Strengths and Limitations
This study synthesizes data from over 1.2 million participants across multiple endemic regions and applies rigorous bias assessment and GRADE evaluation. The consistent magnitude of association for established parasite–cancer pairs, coupled with biological plausibility, strengthens causal inference according to Bradford Hill criteria [62]. However, several limitations must be acknowledged. Residual confounding—particularly smoking in bladder cancer and hepatitis coinfection in hepatobiliary malignancies—may influence effect estimates. Exposure misclassification remains possible, particularly in older case–control studies relying on historical infection data [63]. Additionally, reinfection and cumulative parasite burden were inconsistently reported, limiting dose–response assessment. Randomized trials with long-term oncologic endpoints are lacking, though such trials may be ethically or logistically infeasible.

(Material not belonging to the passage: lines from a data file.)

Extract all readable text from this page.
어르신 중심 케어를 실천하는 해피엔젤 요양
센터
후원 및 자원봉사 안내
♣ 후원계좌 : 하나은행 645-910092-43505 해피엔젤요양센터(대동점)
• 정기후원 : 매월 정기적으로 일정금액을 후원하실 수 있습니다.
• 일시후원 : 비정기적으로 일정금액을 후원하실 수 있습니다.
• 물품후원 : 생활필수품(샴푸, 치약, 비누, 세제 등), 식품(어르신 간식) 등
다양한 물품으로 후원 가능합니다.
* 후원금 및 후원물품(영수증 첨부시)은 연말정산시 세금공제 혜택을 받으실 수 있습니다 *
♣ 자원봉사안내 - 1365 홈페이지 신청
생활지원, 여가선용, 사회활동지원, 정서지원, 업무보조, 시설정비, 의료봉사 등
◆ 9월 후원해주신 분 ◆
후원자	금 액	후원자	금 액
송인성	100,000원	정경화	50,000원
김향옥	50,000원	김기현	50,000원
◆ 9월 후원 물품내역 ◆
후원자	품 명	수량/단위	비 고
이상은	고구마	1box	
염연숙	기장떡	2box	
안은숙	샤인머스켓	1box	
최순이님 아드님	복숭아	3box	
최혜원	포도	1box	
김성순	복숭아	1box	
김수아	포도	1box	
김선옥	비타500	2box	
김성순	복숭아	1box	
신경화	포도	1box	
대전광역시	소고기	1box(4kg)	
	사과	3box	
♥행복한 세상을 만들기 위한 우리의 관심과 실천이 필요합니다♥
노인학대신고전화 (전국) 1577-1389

Public Health Implications
The integration of parasite control programs with cancer prevention strategies could yield substantial long-term health benefits in endemic regions. Mass drug administration programs, when sustained, may reduce not only infectious morbidity but also downstream malignancy burden [64]. Incorporating cancer surveillance into parasitic disease control programs may improve early detection in high-risk populations. These findings support expanding the conceptual framework of global oncology to explicitly incorporate parasitic infections within infection-attributable cancer prevention initiatives.

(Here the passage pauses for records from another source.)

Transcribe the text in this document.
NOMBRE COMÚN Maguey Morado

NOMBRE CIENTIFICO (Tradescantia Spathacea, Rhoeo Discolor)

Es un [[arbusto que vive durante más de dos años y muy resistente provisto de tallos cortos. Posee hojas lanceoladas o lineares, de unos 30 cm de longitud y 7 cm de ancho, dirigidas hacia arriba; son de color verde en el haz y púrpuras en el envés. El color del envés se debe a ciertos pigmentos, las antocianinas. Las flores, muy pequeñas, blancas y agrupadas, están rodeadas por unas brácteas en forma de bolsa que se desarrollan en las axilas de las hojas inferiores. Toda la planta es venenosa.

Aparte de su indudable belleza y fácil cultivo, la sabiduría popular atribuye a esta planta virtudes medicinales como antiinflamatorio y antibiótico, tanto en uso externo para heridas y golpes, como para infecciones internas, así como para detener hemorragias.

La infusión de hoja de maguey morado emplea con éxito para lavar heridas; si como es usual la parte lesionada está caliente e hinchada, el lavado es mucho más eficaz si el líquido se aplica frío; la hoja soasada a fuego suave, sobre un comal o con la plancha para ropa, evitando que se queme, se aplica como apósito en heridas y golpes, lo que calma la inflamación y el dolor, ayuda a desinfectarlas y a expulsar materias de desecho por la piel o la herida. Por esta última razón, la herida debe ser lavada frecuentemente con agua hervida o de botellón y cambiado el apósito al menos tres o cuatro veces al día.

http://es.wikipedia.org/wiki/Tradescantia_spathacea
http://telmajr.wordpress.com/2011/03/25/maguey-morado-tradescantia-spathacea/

Future Research Directions
Future priorities include:
Advances in genomic profiling and tumor microenvironment analysis may further elucidate parasite-driven oncogenic pathways [65].
CONCLUSION
Chronic parasitic infections are strongly associated with increased risk of specific malignancies, particularly bladder cancer and cholangiocarcinoma. The magnitude of association, consistency across regions, biological plausibility, and latency patterns support a causal role for selected parasites. Early antiparasitic therapy appears to attenuate cancer risk, highlighting an underrecognized intersection between infectious disease control and oncology. Strengthening parasite eradication programs may therefore represent a viable and impactful strategy in global cancer prevention.